医学教育つれづれ

医学教育に関する論文のPOINTを書き出した備忘録的なブログです。

教育的介入は、追加学習なしの場合と比較して、医学生の処方スキルを向上させるか?系統的レビュー

Do educational interventions improve prescribing skills of medical students compared to no additional learning? A systematic review
Sophie M. MokrzeckiORCID Icon,Andrew Mallett,Tarun Sen Gupta,Stephen Perks &Tilley Pain
Article: 2259166 | Received 14 Jun 2023, Accepted 11 Sep 2023, Published online: 18 Sep 2023
Cite this article https://doi.org/10.1080/10872981.2023.2259166 

https://www.tandfonline.com/doi/full/10.1080/10872981.2023.2259166?af=R

 


研究によると、医学生は自信を持っておらず、有能な処方を行うための準備が整っていない可能性がある。したがって、医学生の処方スキル、自信、能力を強化するためには、標準的な教育を変更する必要があるかもしれない。しかし、安全で合法的な処方箋を書くための具体的な教育は、一般的に不足している。さらに、処方という用語とその技能は明確に定義されていない。このレビューでは、処方箋を書く技術について、医学生に対する追加教育を、特定された追加教育なし、または別の教育様式と比較する。副次的な目的として、教育方法のレビュー、処方スキルの評価、教育者の専門的背景、医学カリキュラムの中での教育の時期が含まれる。

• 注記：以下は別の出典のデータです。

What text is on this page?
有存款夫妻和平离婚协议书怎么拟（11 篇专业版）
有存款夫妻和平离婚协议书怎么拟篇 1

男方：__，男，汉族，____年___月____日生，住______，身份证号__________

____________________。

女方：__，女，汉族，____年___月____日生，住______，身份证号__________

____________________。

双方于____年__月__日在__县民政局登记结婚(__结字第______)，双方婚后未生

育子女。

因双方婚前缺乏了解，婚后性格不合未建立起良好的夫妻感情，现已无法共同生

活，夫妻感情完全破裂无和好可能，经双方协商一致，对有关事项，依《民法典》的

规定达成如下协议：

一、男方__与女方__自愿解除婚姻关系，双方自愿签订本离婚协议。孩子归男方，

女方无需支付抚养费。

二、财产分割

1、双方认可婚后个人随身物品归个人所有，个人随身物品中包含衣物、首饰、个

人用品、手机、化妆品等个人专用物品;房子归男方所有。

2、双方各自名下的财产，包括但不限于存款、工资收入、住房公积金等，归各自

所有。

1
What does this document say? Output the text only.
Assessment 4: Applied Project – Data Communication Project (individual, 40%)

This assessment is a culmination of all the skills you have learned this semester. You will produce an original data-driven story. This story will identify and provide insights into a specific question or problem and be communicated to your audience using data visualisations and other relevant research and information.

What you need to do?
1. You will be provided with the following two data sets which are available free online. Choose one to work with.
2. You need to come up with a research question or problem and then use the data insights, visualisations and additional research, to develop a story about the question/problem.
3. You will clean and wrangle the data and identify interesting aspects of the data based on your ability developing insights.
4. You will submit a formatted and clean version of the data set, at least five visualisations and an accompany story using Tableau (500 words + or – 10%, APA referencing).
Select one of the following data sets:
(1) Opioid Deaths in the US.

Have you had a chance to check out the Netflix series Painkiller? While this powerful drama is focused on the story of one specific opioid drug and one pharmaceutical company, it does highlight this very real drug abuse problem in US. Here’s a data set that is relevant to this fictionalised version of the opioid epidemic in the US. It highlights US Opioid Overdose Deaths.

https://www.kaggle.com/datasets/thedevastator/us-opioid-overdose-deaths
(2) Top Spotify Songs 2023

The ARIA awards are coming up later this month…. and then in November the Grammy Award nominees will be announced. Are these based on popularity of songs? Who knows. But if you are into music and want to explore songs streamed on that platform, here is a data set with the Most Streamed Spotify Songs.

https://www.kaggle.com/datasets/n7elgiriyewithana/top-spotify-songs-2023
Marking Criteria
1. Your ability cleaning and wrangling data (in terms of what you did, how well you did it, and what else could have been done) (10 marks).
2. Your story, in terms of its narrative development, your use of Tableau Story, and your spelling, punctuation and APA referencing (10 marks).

このシステマティックレビューは、Preferred Reporting Items for Systematic Reviews and Meta-Analysesを用いて実施・報告された。検索したデータベースは以下の通りである: CINAHL、Cochrane Library、EMBASE、Emcare(Ovid)、MEDLINE(Ovid)、PubMed、Scopus。検索語は、医学教育、医学部、医学生、医学部、処方箋などであった。検索は2023年2月に実施され、定量的な結果が報告された。

同定された5197件の引用文献のうち、12件が組み入れ基準を満たした。11件の研究では、追加的な教育介入後に医学生の処方スキルが有意に改善したことが報告された。症例ベースの教育(n=3)、患者ベースの教育(n=1)、チュートリアルベースの教育(n=2)、教訓的教育(n=1)、混合法(n=6)など、さまざまな教育様式が実施された。教育者の職業的背景には共通点はなかったが、5つの研究では教員を用いていた。医学研修中に処方箋記載教育を実施する際の最適な評価タイプや時期については、意見の一致を見なかった。医学生の処方能力を教育・評価するための介入方法は多岐にわたる。研究デザインはまちまちであるが、処方箋作成能力を育成するための追加的な教育が、特定された追加的な教育がない場合と比較して優れていることを示す証拠がある。

このレビューでは、臨床的な意思決定とは別に、安全で合法的な処方箋を書く技術を医学生に教えるための教育的介入やツールを評価することを目的とした。12件の研究が組み入れ基準を満たしており、その結果、追加的な教育は、追加的な教育を行わない場合と比較して処方スキルを向上させることが示唆された。しかし、この教育の最適な方法、時期、教育者については、研究デザインの異質性や「処方技能」の定義の曖昧さなどもあり、不明確なままである。

オーストラリアの2つの報告では、卒後医学教育を受けている学生の処方知識の不足が指摘されており、的を絞った教育が有益であるというレビューの結果を裏付けている。様々な教育方法が検討されたが、単一の方法が優れているとは特定されなかった。世界保健機関(WHO)のGood Prescribing Guide(WHO GGP)が一般的に使用されているが、入院患者か外来患者かなど、異なるタイプの処方に関する具体的なガイダンスが欠如している。

また、このレビューでは、教育者の専門的背景は様々であり、処方スキルへの影響については結論が出なかった。処方教育の長期的な効果を検討した研究は2件のみであり、追加的な教育が永続的な効果をもたらすことを示している。

このレビューでは、教育的介入は総合的に処方スキルを向上させるが、このスキルを教えるための最良の診療に関する文献にはギャップが残っていると結論づけている。標準化された教育と評価基準の欠如は、患者の安全性と医療費にリスクをもたらす。今後の研究では、教育方法の比較、教育者の専門的背景の影響の評価、知識の定着度を測定するための縦断的研究の実施に焦点を当てるべきである。